Binnend, also known as Binnend Village or The Binn, is an abandoned Industrial village located a few miles on the outskirts of Burntisland on the slopes of the Binn hill.

This village was established in 1881 to house the nearby shale extraction workers.

Photo of The Low Binn

A census taken in 1891 showed that it had a population of 564 people crammed in to 95 mainly two roomed houses. Some of these houses were so overcrowded that the beds were used on a shift system, 24 hours a day with some even sleeping in a space between the ceiling and the roof!

Photo of The High Binn

The village had two small shops, however most people travelled the short distance to Burntisland to get their necessities. In 1889 a free church mission hall was opened and in 1891 it got its own school to teach around 170 children of school age. Today there are no visible remains of the church.

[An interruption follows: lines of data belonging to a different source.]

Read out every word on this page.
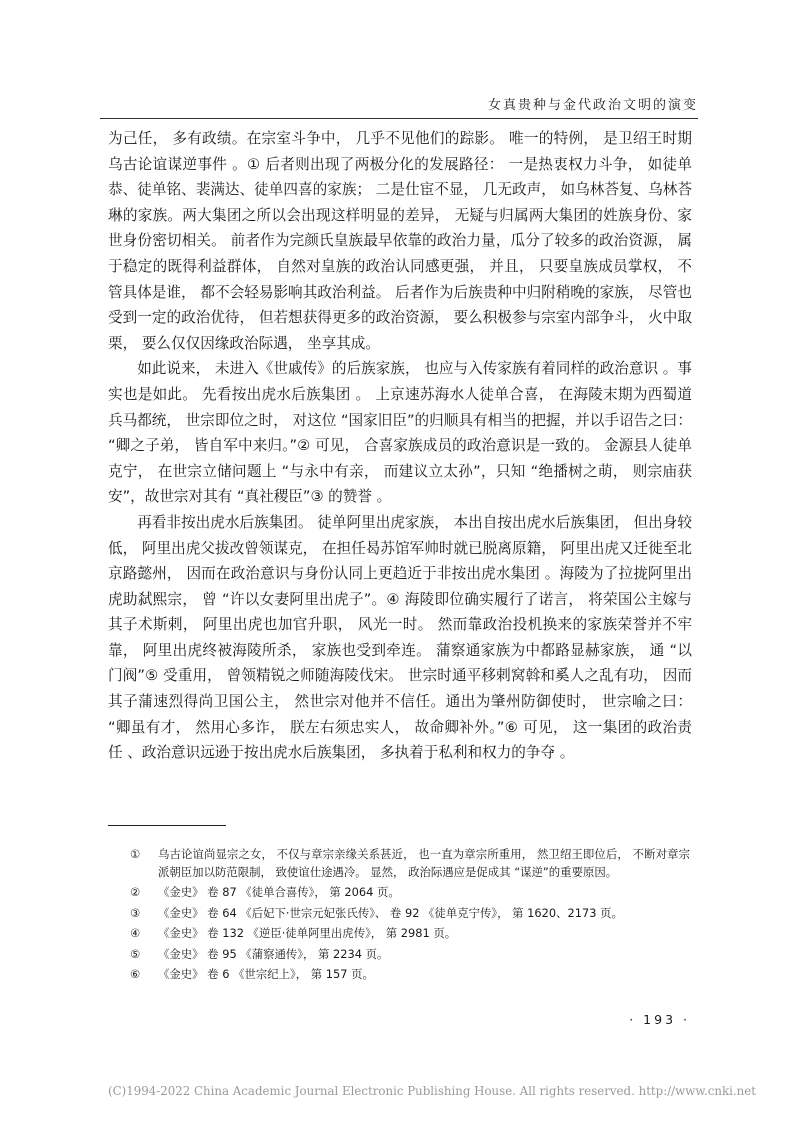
女真贵种与金代政治文明的演变

为己任， 多有政绩。在宗室斗争中， 几乎不见他们的踪影。 唯一的特例， 是卫绍王时期乌古论谊谋逆事件 。① 后者则出现了两极分化的发展路径： 一是热衷权力斗争， 如徒单恭、徒单铭、裴满达、徒单四喜的家族； 二是仕宦不显， 几无政声， 如乌林荅复、乌林荅琳的家族。两大集团之所以会出现这样明显的差异， 无疑与归属两大集团的姓族身份、家世身份密切相关。 前者作为完颜氏皇族最早依靠的政治力量，瓜分了较多的政治资源， 属于稳定的既得利益群体， 自然对皇族的政治认同感更强， 并且， 只要皇族成员掌权， 不管具体是谁， 都不会轻易影响其政治利益。 后者作为后族贵种中归附稍晚的家族， 尽管也受到一定的政治优待， 但若想获得更多的政治资源， 要么积极参与宗室内部争斗， 火中取栗， 要么仅仅因缘政治际遇， 坐享其成。

如此说来， 未进入《世戚传》的后族家族， 也应与入传家族有着同样的政治意识 。事实也是如此。 先看按出虎水后族集团 。 上京速苏海水人徒单合喜， 在海陵末期为西蜀道兵马都统， 世宗即位之时， 对这位 “国家旧臣”的归顺具有相当的把握，并以手诏告之曰： “卿之子弟， 皆自军中来归。”② 可见， 合喜家族成员的政治意识是一致的。 金源县人徒单克宁， 在世宗立储问题上 “与永中有亲， 而建议立太孙”，只知 “绝播树之萌， 则宗庙获安”，故世宗对其有 “真社稷臣”③ 的赞誉 。

再看非按出虎水后族集团。 徒单阿里出虎家族， 本出自按出虎水后族集团， 但出身较低， 阿里出虎父拔改曾领谋克， 在担任曷苏馆军帅时就已脱离原籍， 阿里出虎又迁徙至北京路懿州， 因而在政治意识与身份认同上更趋近于非按出虎水集团 。海陵为了拉拢阿里出虎助弑熙宗， 曾 “许以女妻阿里出虎子”。④ 海陵即位确实履行了诺言， 将荣国公主嫁与其子术斯剌， 阿里出虎也加官升职， 风光一时。 然而靠政治投机换来的家族荣誉并不牢靠， 阿里出虎终被海陵所杀， 家族也受到牵连。 蒲察通家族为中都路显赫家族， 通 “以门阀”⑤ 受重用， 曾领精锐之师随海陵伐宋。 世宗时通平移剌窝斡和奚人之乱有功， 因而其子蒲速烈得尚卫国公主， 然世宗对他并不信任。通出为肇州防御使时， 世宗喻之曰： “卿虽有才， 然用心多诈， 朕左右须忠实人， 故命卿补外。”⑥ 可见， 这一集团的政治责任 、政治意识远逊于按出虎水后族集团， 多执着于私利和权力的争夺 。

①	乌古论谊尚显宗之女， 不仅与章宗亲缘关系甚近， 也一直为章宗所重用， 然卫绍王即位后， 不断对章宗派朝臣加以防范限制， 致使谊仕途遇冷。 显然， 政治际遇应是促成其 “谋逆”的重要原因。
②	《金史》 卷 87 《徒单合喜传》， 第 2064 页。
③	《金史》 卷 64 《后妃下·世宗元妃张氏传》、 卷 92 《徒单克宁传》， 第 1620、2173 页。
④	《金史》 卷 132 《逆臣·徒单阿里出虎传》， 第 2981 页。
⑤	《金史》 卷 95 《蒲察通传》， 第 2234 页。
⑥	《金史》 卷 6 《世宗纪上》， 第 157 页。
· 193 ·
(C)1994-2022 China Academic Journal Electronic Publishing House. All rights reserved. http://www.cnki.net
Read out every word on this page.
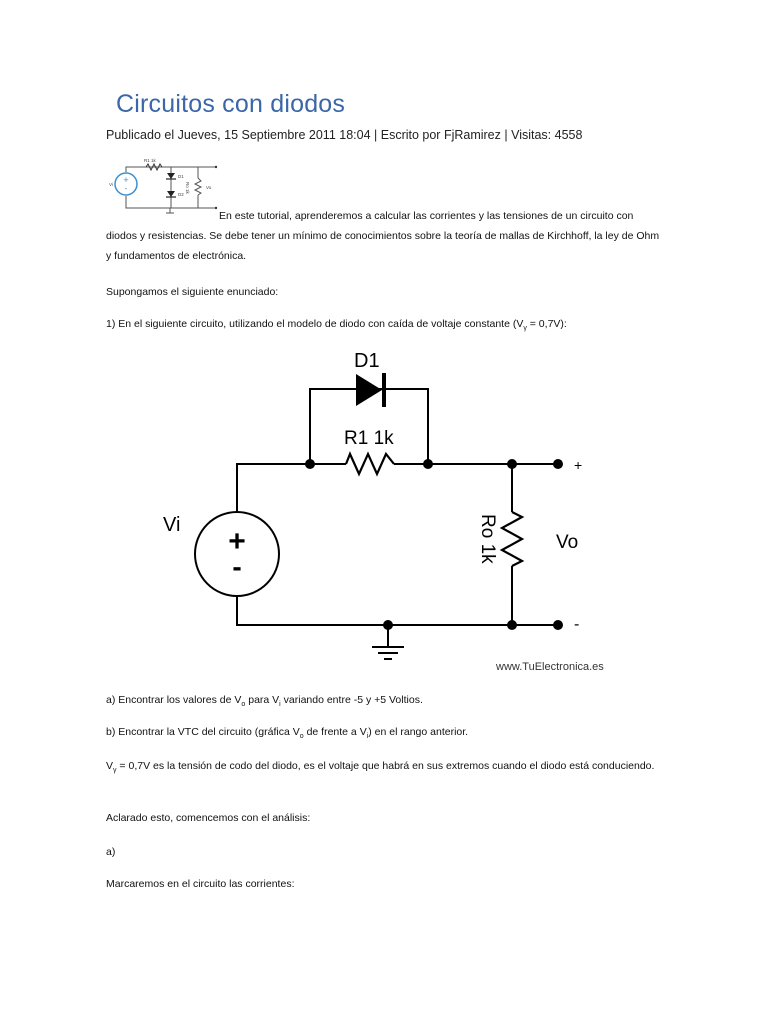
Circuitos con diodos
Publicado el Jueves, 15 Septiembre 2011 18:04 | Escrito por FjRamirez | Visitas: 4558
+
-
Vi
R1 1k
D1
D2
Ro 1k	Vo

En este tutorial, aprenderemos a calcular las corrientes y las tensiones de un circuito con diodos y resistencias. Se debe tener un mínimo de conocimientos sobre la teoría de mallas de Kirchhoff, la ley de Ohm y fundamentos de electrónica.

Supongamos el siguiente enunciado:

1) En el siguiente circuito, utilizando el modelo de diodo con caída de voltaje constante $(V_\gamma = 0,7V)$:

D1
R1 1k
Vi +
-
Ro 1k	Vo
+
-
www.TuElectronica.es

a) Encontrar los valores de $V_o$ para $V_i$ variando entre -5 y +5 Voltios.

b) Encontrar la VTC del circuito (gráfica $V_o$ de frente a $V_i$) en el rango anterior.

$V_\gamma = 0,7V$ es la tensión de codo del diodo, es el voltaje que habrá en sus extremos cuando el diodo está conduciendo.

Aclarado esto, comencemos con el análisis:

a)

Marcaremos en el circuito las corrientes:
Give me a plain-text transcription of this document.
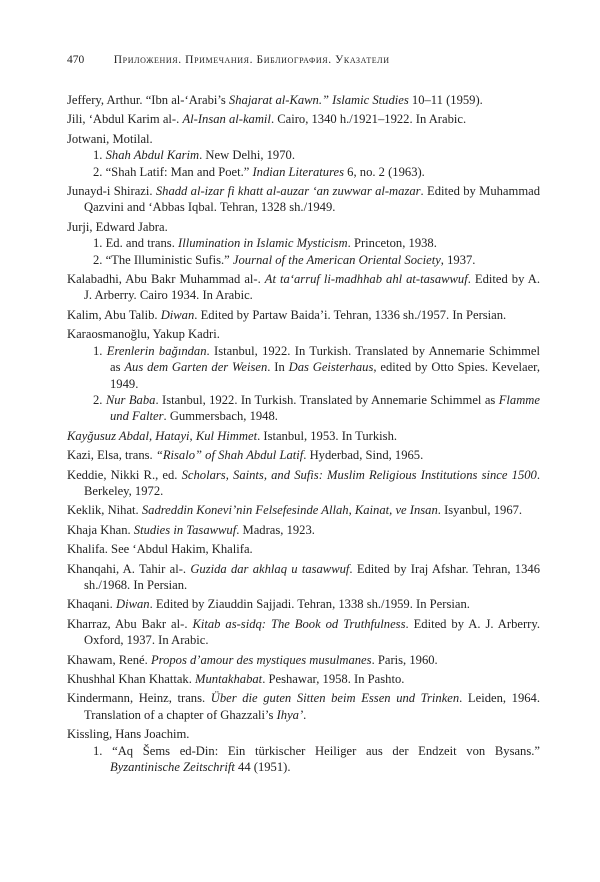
470	Приложения. Примечания. Библиография. Указатели
Jeffery, Arthur. “Ibn al-‘Arabi’s Shajarat al-Kawn.” Islamic Studies 10–11 (1959).
Jili, ‘Abdul Karim al-. Al-Insan al-kamil. Cairo, 1340 h./1921–1922. In Arabic.
Jotwani, Motilal.
1. Shah Abdul Karim. New Delhi, 1970.
2. “Shah Latif: Man and Poet.” Indian Literatures 6, no. 2 (1963).
Junayd-i Shirazi. Shadd al-izar fi khatt al-auzar ‘an zuwwar al-mazar. Edited by Muhammad Qazvini and ‘Abbas Iqbal. Tehran, 1328 sh./1949.
Jurji, Edward Jabra.
1. Ed. and trans. Illumination in Islamic Mysticism. Princeton, 1938.
2. “The Illuministic Sufis.” Journal of the American Oriental Society, 1937.
Kalabadhi, Abu Bakr Muhammad al-. At ta‘arruf li-madhhab ahl at-tasawwuf. Edited by A. J. Arberry. Cairo 1934. In Arabic.
Kalim, Abu Talib. Diwan. Edited by Partaw Baida’i. Tehran, 1336 sh./1957. In Persian.
Karaosmanoğlu, Yakup Kadri.
1. Erenlerin bağından. Istanbul, 1922. In Turkish. Translated by Annemarie Schimmel as Aus dem Garten der Weisen. In Das Geisterhaus, edited by Otto Spies. Kevelaer, 1949.
2. Nur Baba. Istanbul, 1922. In Turkish. Translated by Annemarie Schimmel as Flamme und Falter. Gummersbach, 1948.
Kayğusuz Abdal, Hatayi, Kul Himmet. Istanbul, 1953. In Turkish.
Kazi, Elsa, trans. “Risalo” of Shah Abdul Latif. Hyderbad, Sind, 1965.
Keddie, Nikki R., ed. Scholars, Saints, and Sufis: Muslim Religious Institutions since 1500. Berkeley, 1972.
Keklik, Nihat. Sadreddin Konevi’nin Felsefesinde Allah, Kainat, ve Insan. Isyanbul, 1967.
Khaja Khan. Studies in Tasawwuf. Madras, 1923.
Khalifa. See ‘Abdul Hakim, Khalifa.
Khanqahi, A. Tahir al-. Guzida dar akhlaq u tasawwuf. Edited by Iraj Afshar. Tehran, 1346 sh./1968. In Persian.
Khaqani. Diwan. Edited by Ziauddin Sajjadi. Tehran, 1338 sh./1959. In Persian.
Kharraz, Abu Bakr al-. Kitab as-sidq: The Book od Truthfulness. Edited by A. J. Arberry. Oxford, 1937. In Arabic.
Khawam, René. Propos d’amour des mystiques musulmanes. Paris, 1960.
Khushhal Khan Khattak. Muntakhabat. Peshawar, 1958. In Pashto.
Kindermann, Heinz, trans. Über die guten Sitten beim Essen und Trinken. Leiden, 1964. Translation of a chapter of Ghazzali’s Ihya’.
Kissling, Hans Joachim.
1. “Aq Šems ed-Din: Ein türkischer Heiliger aus der Endzeit von Bysans.” Byzantinische Zeitschrift 44 (1951).
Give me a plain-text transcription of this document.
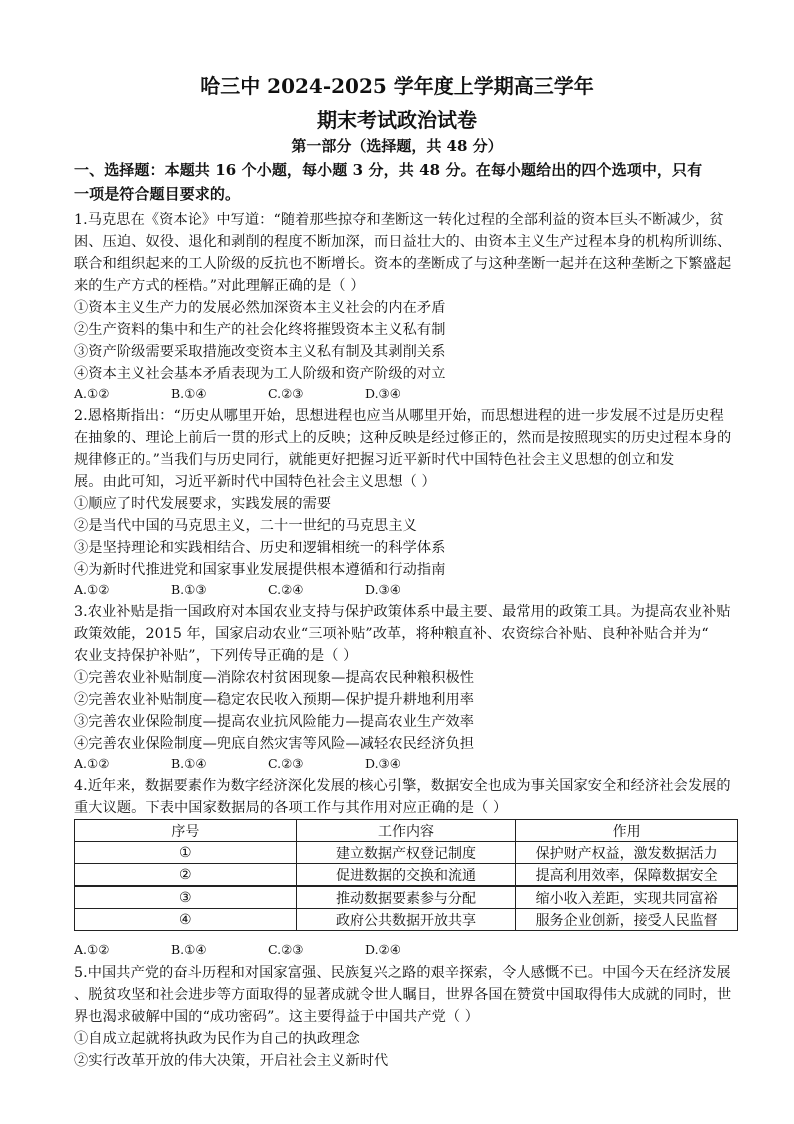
哈三中 2024-2025 学年度上学期高三学年
期末考试政治试卷
第一部分（选择题，共 48 分）
一、选择题：本题共 16 个小题，每小题 3 分，共 48 分。在每小题给出的四个选项中，只有
一项是符合题目要求的。
1.马克思在《资本论》中写道：“随着那些掠夺和垄断这一转化过程的全部利益的资本巨头不断减少，贫
困、压迫、奴役、退化和剥削的程度不断加深，而日益壮大的、由资本主义生产过程本身的机构所训练、
联合和组织起来的工人阶级的反抗也不断增长。资本的垄断成了与这种垄断一起并在这种垄断之下繁盛起
来的生产方式的桎梏。”对此理解正确的是（ ）
①资本主义生产力的发展必然加深资本主义社会的内在矛盾
②生产资料的集中和生产的社会化终将摧毁资本主义私有制
③资产阶级需要采取措施改变资本主义私有制及其剥削关系
④资本主义社会基本矛盾表现为工人阶级和资产阶级的对立
A.①②	B.①④	C.②③	D.③④
2.恩格斯指出：“历史从哪里开始，思想进程也应当从哪里开始，而思想进程的进一步发展不过是历史程
在抽象的、理论上前后一贯的形式上的反映；这种反映是经过修正的，然而是按照现实的历史过程本身的
规律修正的。”当我们与历史同行，就能更好把握习近平新时代中国特色社会主义思想的创立和发
展。由此可知，习近平新时代中国特色社会主义思想（ ）
①顺应了时代发展要求，实践发展的需要
②是当代中国的马克思主义，二十一世纪的马克思主义
③是坚持理论和实践相结合、历史和逻辑相统一的科学体系
④为新时代推进党和国家事业发展提供根本遵循和行动指南
A.①②	B.①③	C.②④	D.③④
3.农业补贴是指一国政府对本国农业支持与保护政策体系中最主要、最常用的政策工具。为提高农业补贴
政策效能，2015 年，国家启动农业“三项补贴”改革，将种粮直补、农资综合补贴、良种补贴合并为“
农业支持保护补贴”，下列传导正确的是（ ）
①完善农业补贴制度—消除农村贫困现象—提高农民种粮积极性
②完善农业补贴制度—稳定农民收入预期—保护提升耕地利用率
③完善农业保险制度—提高农业抗风险能力—提高农业生产效率
④完善农业保险制度—兜底自然灾害等风险—减轻农民经济负担
A.①②	B.①④	C.②③	D.③④
4.近年来，数据要素作为数字经济深化发展的核心引擎，数据安全也成为事关国家安全和经济社会发展的
重大议题。下表中国家数据局的各项工作与其作用对应正确的是（ ）
序号	工作内容	作用
①	建立数据产权登记制度	保护财产权益，激发数据活力
②	促进数据的交换和流通	提高利用效率，保障数据安全
③	推动数据要素参与分配	缩小收入差距，实现共同富裕
④	政府公共数据开放共享	服务企业创新，接受人民监督
A.①②	B.①④	C.②③	D.②④
5.中国共产党的奋斗历程和对国家富强、民族复兴之路的艰辛探索，令人感慨不已。中国今天在经济发展
、脱贫攻坚和社会进步等方面取得的显著成就令世人瞩目，世界各国在赞赏中国取得伟大成就的同时，世
界也渴求破解中国的“成功密码”。这主要得益于中国共产党（ ）
①自成立起就将执政为民作为自己的执政理念
②实行改革开放的伟大决策，开启社会主义新时代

The village even had its own football pitch nestling at the foot of the shale bing which was home to The Binnend Rangers!

When the oil works closed and employees were paid off in 1893 the population began to decline.

The village was used briefly during the First World War and the houses used for troops and dockyard workers from nearby Rosyth. These houses also provided affordable housing for workers at the nearby aluminium works and shipyards, which opened in Burntisland.

Its population declined again in the 1920s and 1930s. Most houses then found new roles as holiday homes for people from other parts of Scotland, including Edinburgh and Glasgow who seemed to love their basic structures and the freedom and fresh air they brought.

The steady improvement of housing standards left the Binnend village behind and it was formerly closed in 1931 due to the fact it had no piped water, gas, electricity or sanitation.

By 1952, two couples remained and in early 1954 the last inhabitant a 74 year old gentleman, George Hood, departed.

Roofs were then removed and the natural environment took over, leaving just a hint of the thriving village that once existed here over a century ago.

There are only the ruins left of the High Binn, all traces of Low Binn are gone.

We wondered around the remains for quite some time trying to imagine how it must have been.

From here we decided to continue to head upwards onto the top of the hill to the viewpoint which provided some beautiful panoramic views over Burntisland, Kinghorn and out towards the Forth.